Der aufregendste Film des Wettbewerbs kam aus Belgien. Bas Devos erzählt in seinem schon bei der Berlinale mit dem Hauptpreis in der Schiene "Generation 14plus" ausgezeichneten "Violet" von der Traumatisierung des Teenagers Jesse, der miterleben musste, wie sein Freund vor seinen Augen in einer nächtlichen Einkaufspassage erstochen wurde.

Die Sprachlosigkeit und die Trauer, aber auch Schuldgefühle, die dieses Ereignis auslösen, versucht Devos nicht zu erklären, sondern vielmehr in einer bruchstückhaften Erzählweise, die ebenso wie die jugendlichen Protagonisten an Gus Van Sants "Elephant" und "Paranoid Park" erinnert, erfahrbar zu machen.

Wie bei "Les Apaches" erzeugt auch hier schon das 4:3-Format ein Gefühl von Beklemmung. Der Alltag mit Familienleben, BMX-Touren mit seinen Freunden oder dem Besuch eines Konzerts der Black-Metal Band Deafhaven, die den titelgebenden Song "Violet" spielt, scheint zwar ganz normal weiterzugehen, doch die virtuose Arbeit mit Bild und Ton sowie der weitgehende Verzicht auf Dialog evozieren eindrücklich ein Gefühl der Verunsicherung und tiefen Verstörung und kehren die innere Befindlichkeit und Sprachlosigkeit des Protagonisten nach außen.

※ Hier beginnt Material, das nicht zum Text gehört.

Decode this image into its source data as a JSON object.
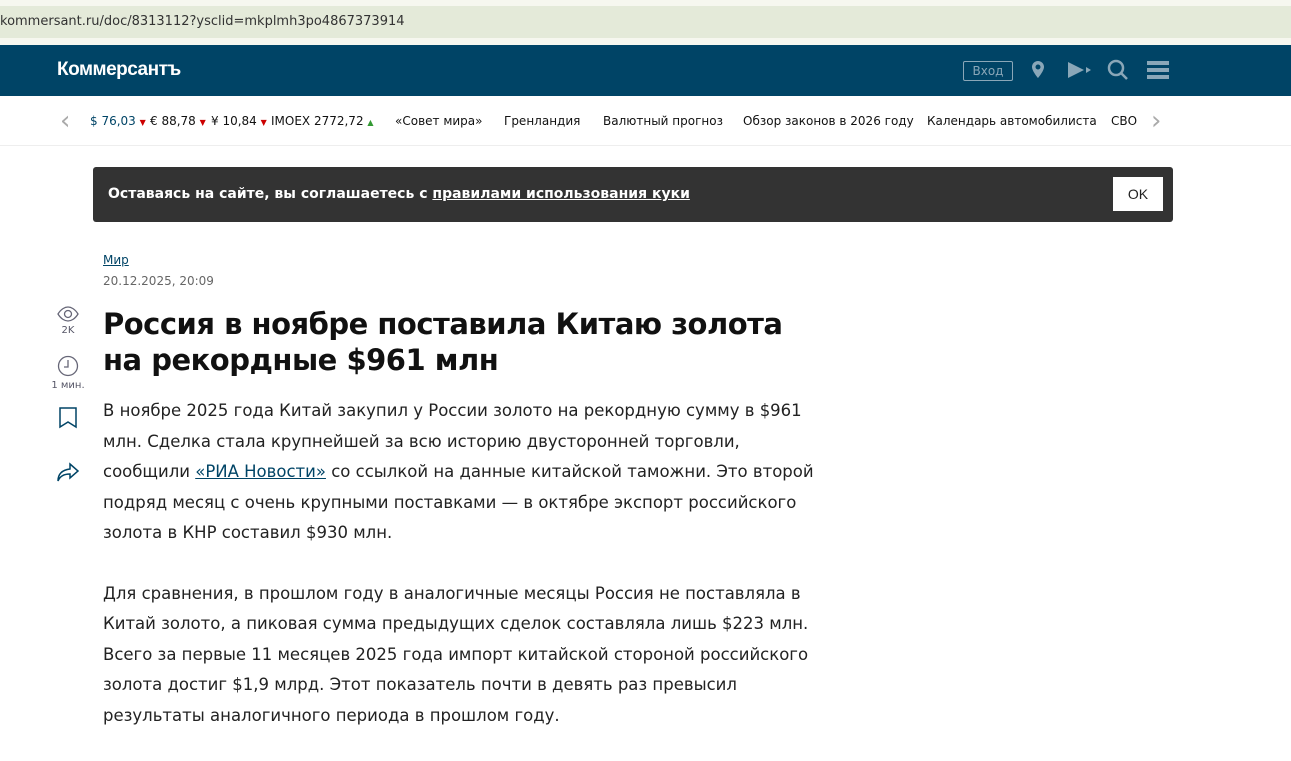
{
  "browser": {
    "url": "kommersant.ru/doc/8313112?ysclid=mkplmh3po4867373914"
  },
  "header": {
    "logo": "Коммерсантъ",
    "login": "Вход"
  },
  "ticker": {
    "rates": [
      {
        "label": "$ 76,03",
        "dir": "down"
      },
      {
        "label": "€ 88,78",
        "dir": "down"
      },
      {
        "label": "¥ 10,84",
        "dir": "down"
      },
      {
        "label": "IMOEX 2772,72",
        "dir": "up"
      }
    ],
    "links": [
      "«Совет мира»",
      "Гренландия",
      "Валютный прогноз",
      "Обзор законов в 2026 году",
      "Календарь автомобилиста",
      "СВО"
    ]
  },
  "cookie": {
    "text": "Оставаясь на сайте, вы соглашаетесь с ",
    "link": "правилами использования куки",
    "ok": "OK"
  },
  "article": {
    "rubric": "Мир",
    "date": "20.12.2025, 20:09",
    "title": "Россия в ноябре поставила Китаю золота на рекордные $961 млн",
    "views": "2K",
    "read_time": "1 мин.",
    "p1_a": "В ноябре 2025 года Китай закупил у России золото на рекордную сумму в $961 млн. Сделка стала крупнейшей за всю историю двусторонней торговли, сообщили ",
    "p1_link": "«РИА Новости»",
    "p1_b": " со ссылкой на данные китайской таможни. Это второй подряд месяц с очень крупными поставками — в октябре экспорт российского золота в КНР составил $930 млн.",
    "p2": "Для сравнения, в прошлом году в аналогичные месяцы Россия не поставляла в Китай золото, а пиковая сумма предыдущих сделок составляла лишь $223 млн. Всего за первые 11 месяцев 2025 года импорт китайской стороной российского золота достиг $1,9 млрд. Этот показатель почти в девять раз превысил результаты аналогичного периода в прошлом году."
  }
}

Keine kontinuierliche Handlung wird entwickelt, sondern monolithisch einzelne Szenen aneinandergereiht. Lange statische Großaufnahmen wechseln mit Detailaufnahmen, die gerade durch ihre Reduktion Prägnanz und Eindringlichkeit gewinnen, und gleitenden Kamerafahrten durch die gepflegten Vorstadtstraßen. Immer wieder wird mit Schärfe und Unschärfe gespielt, mal wird der Ton zurückgenommen, dann schwillt er wieder an und dazwischen eingeschnitten werden Computerbilder, die durch ihre Unschärfe kaum zu identifizieren sind, eine Atomkatastrophe ebenso wie einen Tornado andeuten könnten.

Mag Jesse auch mit seiner Mutter lachend eine TV-Sendung konsumieren, man spürt hier stets, dass dieses Lachen nur ein Verdrängungsmechanismus ist und dass dahinter Unbewältigtes schlummert, das Trauma schleichend weiterarbeitet und bei der kleinsten Erinnerung wieder hervorbrechen kann.

Nachhaltig brennt sich dieser Film ins Gedächtnis ein und schön wäre es, wenn er und einige weitere filmische Perlen, die es in Linz auch heuer wieder zu entdecken gab, einen Verleih und somit den Weg ins Kino fänden.